Is Akhmetov pressuring Zelensky’s administration for favors? If he tries, the administration is ready to fend off his attacks, Bohdan said.

“If (Akhmetov) starts threatening us or trashing us (on his TV station), we have legal instruments to make it much worse for his business,” Bohdan said. “But we will never hurt business, because it’s GDP.

We, as the authorities, don’t influence the business as long as the business doesn’t put illegal influence on the authorities. You don’t influence the process of making decisions, and we don’t make decisions that influence the business. The market will regulate itself. Monopolies need to be divided, that is for sure.

But from that point on, it’s all up to the market, not to the state.”

Equal rules are not how the oligarchy is used to doing business in Ukraine.

“They’re all unhappy about it. They all want monopolies, preferences, influence. All of them want to be able to dictate conditions for authorities,” Bohdan said. “But now they don’t.”

Timid officials

Bohdan said he’s trying to instill private sector values into the public sector. Chief among them: get results.

“There are two types of lawyers: Those who work for a ‘success fee’ and get paid when they deliver the result, and those who have billable hours. I’m a ‘success fee’ person. And I’m trying to recruit people like that for public offices. People who are result-oriented,” Bohdan said.

But it’s not easy.

“It’s hard to find people. Do you know how hard it is to find 254 lawmakers? Do you have 254 friends you can trust? And they are offered big money. They have big temptations,” he said. “Do you know how hard it is to hire a minister who is paid $2,000 a month but with one signature he moves around billions?”

But they are managing to build independent government institutions.

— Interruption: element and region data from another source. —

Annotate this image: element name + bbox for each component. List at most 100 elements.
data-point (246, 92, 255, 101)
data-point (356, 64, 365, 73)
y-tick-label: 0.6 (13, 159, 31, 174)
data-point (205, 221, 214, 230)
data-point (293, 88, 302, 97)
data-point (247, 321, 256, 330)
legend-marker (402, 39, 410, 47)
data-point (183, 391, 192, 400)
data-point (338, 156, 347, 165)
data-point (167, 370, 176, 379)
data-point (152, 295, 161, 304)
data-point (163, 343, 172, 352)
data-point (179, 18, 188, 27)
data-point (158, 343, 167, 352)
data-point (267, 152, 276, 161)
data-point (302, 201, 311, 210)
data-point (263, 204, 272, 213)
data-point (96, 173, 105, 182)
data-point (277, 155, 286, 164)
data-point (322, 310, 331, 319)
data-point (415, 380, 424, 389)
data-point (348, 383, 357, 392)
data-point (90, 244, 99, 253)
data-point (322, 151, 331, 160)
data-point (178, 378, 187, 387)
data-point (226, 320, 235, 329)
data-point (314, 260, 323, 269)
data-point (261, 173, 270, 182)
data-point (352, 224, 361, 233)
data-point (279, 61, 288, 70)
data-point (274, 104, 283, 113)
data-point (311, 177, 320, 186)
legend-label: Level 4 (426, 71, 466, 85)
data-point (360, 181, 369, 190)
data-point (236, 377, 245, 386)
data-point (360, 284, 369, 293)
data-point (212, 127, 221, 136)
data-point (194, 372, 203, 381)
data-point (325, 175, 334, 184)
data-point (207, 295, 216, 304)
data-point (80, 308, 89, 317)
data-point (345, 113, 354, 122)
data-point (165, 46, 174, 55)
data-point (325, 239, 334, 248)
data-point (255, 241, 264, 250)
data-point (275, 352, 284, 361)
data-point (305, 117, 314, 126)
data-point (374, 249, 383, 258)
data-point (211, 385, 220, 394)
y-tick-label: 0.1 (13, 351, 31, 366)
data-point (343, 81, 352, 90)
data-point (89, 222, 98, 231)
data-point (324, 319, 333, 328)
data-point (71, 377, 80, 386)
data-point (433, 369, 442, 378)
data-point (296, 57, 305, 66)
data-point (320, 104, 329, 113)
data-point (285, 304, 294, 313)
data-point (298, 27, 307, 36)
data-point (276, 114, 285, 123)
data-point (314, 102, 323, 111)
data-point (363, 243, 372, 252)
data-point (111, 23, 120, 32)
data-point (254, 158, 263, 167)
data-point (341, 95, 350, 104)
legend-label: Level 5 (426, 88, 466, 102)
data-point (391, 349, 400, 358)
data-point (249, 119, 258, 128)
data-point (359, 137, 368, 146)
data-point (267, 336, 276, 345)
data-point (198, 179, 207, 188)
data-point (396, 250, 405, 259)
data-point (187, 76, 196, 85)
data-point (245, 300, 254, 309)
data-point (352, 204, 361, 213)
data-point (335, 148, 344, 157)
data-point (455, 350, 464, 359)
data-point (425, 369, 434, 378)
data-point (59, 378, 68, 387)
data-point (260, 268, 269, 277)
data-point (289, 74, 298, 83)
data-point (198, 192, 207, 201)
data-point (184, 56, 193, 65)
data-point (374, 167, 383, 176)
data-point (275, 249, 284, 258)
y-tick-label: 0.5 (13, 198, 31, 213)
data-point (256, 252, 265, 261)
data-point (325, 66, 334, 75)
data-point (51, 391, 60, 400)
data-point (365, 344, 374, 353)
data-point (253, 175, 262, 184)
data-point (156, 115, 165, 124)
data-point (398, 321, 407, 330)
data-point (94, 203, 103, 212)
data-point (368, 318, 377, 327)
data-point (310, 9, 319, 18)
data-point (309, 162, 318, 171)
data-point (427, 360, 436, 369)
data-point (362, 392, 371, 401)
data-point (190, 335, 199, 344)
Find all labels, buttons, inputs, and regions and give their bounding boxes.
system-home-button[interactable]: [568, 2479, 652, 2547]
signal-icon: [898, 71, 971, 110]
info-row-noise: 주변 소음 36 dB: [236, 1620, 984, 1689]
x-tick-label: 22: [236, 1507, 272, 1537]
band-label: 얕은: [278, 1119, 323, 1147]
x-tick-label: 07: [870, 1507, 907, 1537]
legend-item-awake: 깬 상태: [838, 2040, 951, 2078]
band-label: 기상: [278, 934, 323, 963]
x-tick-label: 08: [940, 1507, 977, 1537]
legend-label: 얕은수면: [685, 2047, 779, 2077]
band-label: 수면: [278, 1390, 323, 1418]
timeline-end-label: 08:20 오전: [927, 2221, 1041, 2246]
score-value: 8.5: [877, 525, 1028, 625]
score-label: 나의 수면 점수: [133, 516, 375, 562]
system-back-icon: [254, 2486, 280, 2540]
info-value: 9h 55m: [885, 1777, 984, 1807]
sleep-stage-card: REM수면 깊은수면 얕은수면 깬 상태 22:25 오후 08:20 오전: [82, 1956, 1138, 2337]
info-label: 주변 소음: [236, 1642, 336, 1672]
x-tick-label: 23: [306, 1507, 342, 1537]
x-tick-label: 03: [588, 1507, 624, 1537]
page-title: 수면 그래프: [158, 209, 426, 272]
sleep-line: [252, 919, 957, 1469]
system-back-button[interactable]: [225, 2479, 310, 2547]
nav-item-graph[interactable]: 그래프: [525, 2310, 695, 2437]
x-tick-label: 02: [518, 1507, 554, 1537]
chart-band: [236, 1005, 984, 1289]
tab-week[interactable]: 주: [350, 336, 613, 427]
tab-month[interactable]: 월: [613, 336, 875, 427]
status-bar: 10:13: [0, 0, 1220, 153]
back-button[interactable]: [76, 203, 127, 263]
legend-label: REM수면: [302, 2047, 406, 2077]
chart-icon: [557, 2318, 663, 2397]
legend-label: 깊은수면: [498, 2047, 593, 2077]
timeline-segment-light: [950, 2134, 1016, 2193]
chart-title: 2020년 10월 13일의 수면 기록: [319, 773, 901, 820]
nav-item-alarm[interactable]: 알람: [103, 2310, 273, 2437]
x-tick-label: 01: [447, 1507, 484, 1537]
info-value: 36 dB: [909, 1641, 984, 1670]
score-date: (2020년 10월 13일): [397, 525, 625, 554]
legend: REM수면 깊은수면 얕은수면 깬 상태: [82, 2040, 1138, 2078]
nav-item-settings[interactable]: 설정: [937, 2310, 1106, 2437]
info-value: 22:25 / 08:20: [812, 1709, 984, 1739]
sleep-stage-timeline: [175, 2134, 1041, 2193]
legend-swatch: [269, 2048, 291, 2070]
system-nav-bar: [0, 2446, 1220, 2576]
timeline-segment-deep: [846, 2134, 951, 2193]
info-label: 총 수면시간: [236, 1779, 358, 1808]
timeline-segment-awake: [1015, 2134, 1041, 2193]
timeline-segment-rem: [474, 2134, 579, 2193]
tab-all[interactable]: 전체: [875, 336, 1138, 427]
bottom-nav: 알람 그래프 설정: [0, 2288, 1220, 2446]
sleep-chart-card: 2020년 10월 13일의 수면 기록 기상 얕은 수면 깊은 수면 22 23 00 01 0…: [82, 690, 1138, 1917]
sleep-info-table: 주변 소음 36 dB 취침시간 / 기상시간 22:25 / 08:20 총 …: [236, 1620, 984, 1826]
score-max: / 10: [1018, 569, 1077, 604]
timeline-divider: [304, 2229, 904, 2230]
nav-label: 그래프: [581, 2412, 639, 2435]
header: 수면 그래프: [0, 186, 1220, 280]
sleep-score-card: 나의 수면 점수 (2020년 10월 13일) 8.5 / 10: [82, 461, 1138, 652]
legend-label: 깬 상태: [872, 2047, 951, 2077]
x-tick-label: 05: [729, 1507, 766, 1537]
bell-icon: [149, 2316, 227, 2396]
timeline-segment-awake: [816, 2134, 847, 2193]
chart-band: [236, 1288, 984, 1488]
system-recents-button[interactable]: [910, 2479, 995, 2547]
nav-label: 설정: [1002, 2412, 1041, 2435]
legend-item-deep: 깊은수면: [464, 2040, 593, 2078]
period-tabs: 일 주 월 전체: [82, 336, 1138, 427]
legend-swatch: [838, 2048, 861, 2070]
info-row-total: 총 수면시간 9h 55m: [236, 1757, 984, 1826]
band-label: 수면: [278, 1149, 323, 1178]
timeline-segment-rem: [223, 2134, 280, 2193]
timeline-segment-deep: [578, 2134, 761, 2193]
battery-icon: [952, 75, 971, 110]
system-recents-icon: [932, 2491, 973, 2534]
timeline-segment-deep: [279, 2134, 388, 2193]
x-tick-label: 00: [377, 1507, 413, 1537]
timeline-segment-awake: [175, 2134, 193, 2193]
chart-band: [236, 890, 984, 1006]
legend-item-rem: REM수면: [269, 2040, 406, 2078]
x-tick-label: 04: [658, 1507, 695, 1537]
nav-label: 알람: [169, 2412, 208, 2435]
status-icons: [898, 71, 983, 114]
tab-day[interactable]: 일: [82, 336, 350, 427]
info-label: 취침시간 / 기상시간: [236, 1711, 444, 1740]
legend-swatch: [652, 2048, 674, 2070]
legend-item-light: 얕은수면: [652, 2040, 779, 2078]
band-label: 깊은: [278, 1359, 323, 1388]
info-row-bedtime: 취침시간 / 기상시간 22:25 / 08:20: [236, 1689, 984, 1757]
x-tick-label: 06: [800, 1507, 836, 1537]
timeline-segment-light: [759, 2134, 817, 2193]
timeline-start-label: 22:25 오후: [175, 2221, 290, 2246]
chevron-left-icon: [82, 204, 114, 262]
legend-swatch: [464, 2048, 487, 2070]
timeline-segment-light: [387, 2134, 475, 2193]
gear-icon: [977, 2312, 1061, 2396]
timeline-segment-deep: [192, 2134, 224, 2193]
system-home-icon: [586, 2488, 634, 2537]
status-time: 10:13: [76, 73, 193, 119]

“You don’t understand what is going on. In this country — and in the world — there has never been a Cabinet where there is not a single representative of a political party, even ours. There are people in the Cabinet whom we met for the first time on the day before the parliament was supposed to vote for them.

They came from a professional, expert environment,” Bohdan said. “There is not a single relative of ours. There is not a single representative of oligarchs — not of Kolomoisky, not of Akhmetov, not of Pinchuk.

Not a single one. There are no lobbyists of some big industrial groups. They are all good. Will they be effective? We will see. We don’t have anything else. There is a lot of good, honest guys, experts. They came to change the country. So far, they believe they can do it. When they stop believing, everything will return to what we had.”

The weaknesses of today’s inexperienced public servants and elected officials, he said, is fear of mistakes and indecisiveness. This is where he tries to step in.

“They’re afraid of making decisions. They are new. There are no experienced politicians, no people with thick skin,” he said. “I have thick skin. And I’m moving forward, and I’m persuading them that they should be doing the right thing and not be afraid of criticism…”

Bohdan said that he encourages new officials to violate procedural norms to get quick results but they’re reluctant to do so.

“Our ministers, they’re young. They are used to being loved. And now they need to leave their comfort zone and make decisions. They’re afraid. Sometimes you need to give them confidence, to tell them — guys, don’t be afraid. If you don’t do anything, there will be negative reaction for sure. If you do something, the negative reaction will turn into positive with time. And you will be loved again.”

Poroshenko worse

Bohdan has a long, and mostly combative, history with ex-President Petro Poroshenko. He said they met during the 2004 Orange Revolution that brought Viktor Yushchenko to power. He also got elected on the Poroshenko party list in the 2014 parliamentary election but got into a conflict with Poroshenko and was ultimately excluded from taking his seat after a protracted battle.

Of Poroshenko’s five years in office, Bohdan said: “He blew the country’s chances. The little that he did in those five years was the result of the pressure of the international community and civil society and IMF.”

He doesn’t heap the same scorn on Yanukovych and Azarov, in whose government he served as the head of a key anti-corruption unit in the Ministry of Justice. While leading an anti-corruption unit in the spectacularly corrupt Yanukovych-Azarov administration sounds like an oxymoron, Bohdan said he had his successes. It was there that he worked with the current Prosecutor General, Ruslan Ryaboshapka.

“I achieved a lot. We destroyed a corrupt scheme in the Ministry of Justice that abused the state registries. It was a crazy stupid scheme. When any notary, any official doing any service — registering the birth of baby, for instance — there was a state fee. The fee was going through a state enterprise that was paying a royalty for using software to offshore companies in Cyprus. We demolished this scheme. We made the state fee stay in the state budget. It was a huge amount of money. For this, they added me to the lustration law. I always reference this example — when you do something good and get punished for it,” he said.

Today, he said, “if you worked in Poroshenko’s administration it is a much bigger stain than if you worked with Azarov,” adding that Azarov didn’t reach out to him to discuss the possibility of returning to Ukraine from Russia, where he has resided since 2014.

Troublesome mayors

Zelensky’s team, including Bohdan, haven’t shied away from criticizing Kyiv Mayor Vitali Klitschko and Dnipro Mayor Borys Filatov for their shortcomings. But they’ve been reluctant to publicly take on Kharkiv Mayor Gennady Kernes and Odesa Mayor Gennady Trukhanov, both of whom face accusations of serious corruption and running their cities — the second and third largest in Ukraine, respectively — as fiefdoms.

Bohdan insists it’s not due to some under-the-table agreements with them.

“Do you want the president to lead a war simultaneously with all oligarchs, all mayors, all businessmen, all agricultural businessmen, all separatists and the whole international community? Should we start wars with everyone and lose all these wars together? We have so many problems here that the president can’t be dealing with the mayor of Odesa now.”